I felt inspired by a stunning carton of small speckled quail eggs sold by Lily’s Eggs this time of year. These are an item I don’t work with too often in the kitchen, but I work with these eggs for a fun little bite when they’re available.
What are the major differences between chicken and quail eggs? The most obvious is with regards to size, with quail eggs about a third as big of its counterpart. Quail eggs are also recognized by their cream shells with an abundance of brown speckles.
Chicken eggs are most commonly a single color, which may include brown, white, green and even blue.
Nutritionally speaking, quail eggs do pack a bigger punch, primarily due to their higher ratio of yolk to white. By weight, quail eggs are a richer source of protein, vitamin B-12, iron and riboflavin.
When it comes to flavor, quail and chicken eggs are quite similar although quail eggs tend to deliver a slightly richer presence due to the higher yolk-to-white ratio.

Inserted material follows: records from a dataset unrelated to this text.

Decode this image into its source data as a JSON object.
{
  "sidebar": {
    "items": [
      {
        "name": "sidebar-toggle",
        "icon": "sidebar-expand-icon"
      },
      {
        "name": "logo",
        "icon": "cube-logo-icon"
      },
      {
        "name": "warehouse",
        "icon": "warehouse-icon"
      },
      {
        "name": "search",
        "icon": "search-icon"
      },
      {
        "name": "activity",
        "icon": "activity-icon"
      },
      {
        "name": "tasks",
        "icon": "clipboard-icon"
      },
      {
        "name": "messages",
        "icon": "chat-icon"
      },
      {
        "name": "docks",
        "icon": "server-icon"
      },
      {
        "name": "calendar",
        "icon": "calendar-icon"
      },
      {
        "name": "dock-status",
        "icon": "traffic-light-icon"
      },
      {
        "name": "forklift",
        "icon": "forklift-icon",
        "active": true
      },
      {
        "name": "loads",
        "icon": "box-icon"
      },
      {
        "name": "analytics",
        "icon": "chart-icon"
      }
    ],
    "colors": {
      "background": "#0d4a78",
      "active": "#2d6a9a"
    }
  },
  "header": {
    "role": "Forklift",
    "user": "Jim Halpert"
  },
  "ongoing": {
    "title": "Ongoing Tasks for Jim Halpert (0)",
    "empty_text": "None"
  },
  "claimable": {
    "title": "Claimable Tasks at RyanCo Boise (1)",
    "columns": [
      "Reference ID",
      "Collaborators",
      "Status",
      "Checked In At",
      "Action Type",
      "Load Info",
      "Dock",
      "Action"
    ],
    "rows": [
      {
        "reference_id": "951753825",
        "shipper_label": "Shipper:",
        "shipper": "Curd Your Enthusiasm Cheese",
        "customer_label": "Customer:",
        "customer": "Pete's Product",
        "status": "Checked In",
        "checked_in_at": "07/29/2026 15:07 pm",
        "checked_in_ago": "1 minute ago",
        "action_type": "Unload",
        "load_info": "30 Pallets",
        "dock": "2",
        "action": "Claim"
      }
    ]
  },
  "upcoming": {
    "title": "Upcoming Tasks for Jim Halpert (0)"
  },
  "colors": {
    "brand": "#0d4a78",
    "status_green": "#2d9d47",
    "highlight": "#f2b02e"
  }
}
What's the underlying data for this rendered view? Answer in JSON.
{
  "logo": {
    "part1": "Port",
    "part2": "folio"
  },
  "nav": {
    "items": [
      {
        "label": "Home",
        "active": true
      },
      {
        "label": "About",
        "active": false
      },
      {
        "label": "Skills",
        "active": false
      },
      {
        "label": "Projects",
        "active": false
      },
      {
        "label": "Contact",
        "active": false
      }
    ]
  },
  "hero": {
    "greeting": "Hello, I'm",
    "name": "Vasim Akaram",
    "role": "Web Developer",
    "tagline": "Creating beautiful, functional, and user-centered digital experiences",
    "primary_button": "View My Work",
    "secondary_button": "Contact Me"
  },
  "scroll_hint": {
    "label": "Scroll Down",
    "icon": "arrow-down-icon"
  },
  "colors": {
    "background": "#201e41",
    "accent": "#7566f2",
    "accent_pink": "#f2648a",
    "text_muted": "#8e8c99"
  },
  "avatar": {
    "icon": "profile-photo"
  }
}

Finally, quail eggs cook much faster, with the typical hard-boil taking about 3-4 minutes, while a chicken egg is hard-boiled just under 9 minutes.
Quail eggs can be used culinarily in most cases as you would chicken eggs. It just takes a lot more eggs (and expense) when doing your basic scramble or omelet.
To crack the shell of hard-boiled quail eggs, roll them with a light amount of pressure on a cutting board.
This week I prepared an avocado toast topped with sunny side up quail eggs and a quick fresh bruschetta.
AVOCADO TOMATO WITH QUAIL EGGS AND BRUSCHETTA
2 San Marzano or Roma style tomatoes, seeds and membrane discarded and diced small.
1 garlic clove, very finely diced.
1 teaspoon olive oil.
2-3 large Italian basil leaves.
Salt to taste.
2 pieces of sourdough toast, about 1/4 inch thick, drizzled with olive oil and toasted,
1 ripe avocado.
6 quail eggs.
2 tablespoons butter.
Fresh cracked pepper.
Aged balsamic vinegar.
To make the bruschetta, combine tomato, garlic, olive oil, basil leaves and toss together. Season with salt to taste and refrigerate until ready to use. Spread your toasted bread with avocado. Add butter to a pan at medium heat to coat the bottom, and crack in eggs.
Cook for a couple of minutes, or until desired consistency is reached. If you prefer an over-easy egg, just flip and turn off heat immediately. Then remove your eggs from the pan and place on the avocado toast. Finish by topping with your bruschetta mixture. Yield: Serves 2.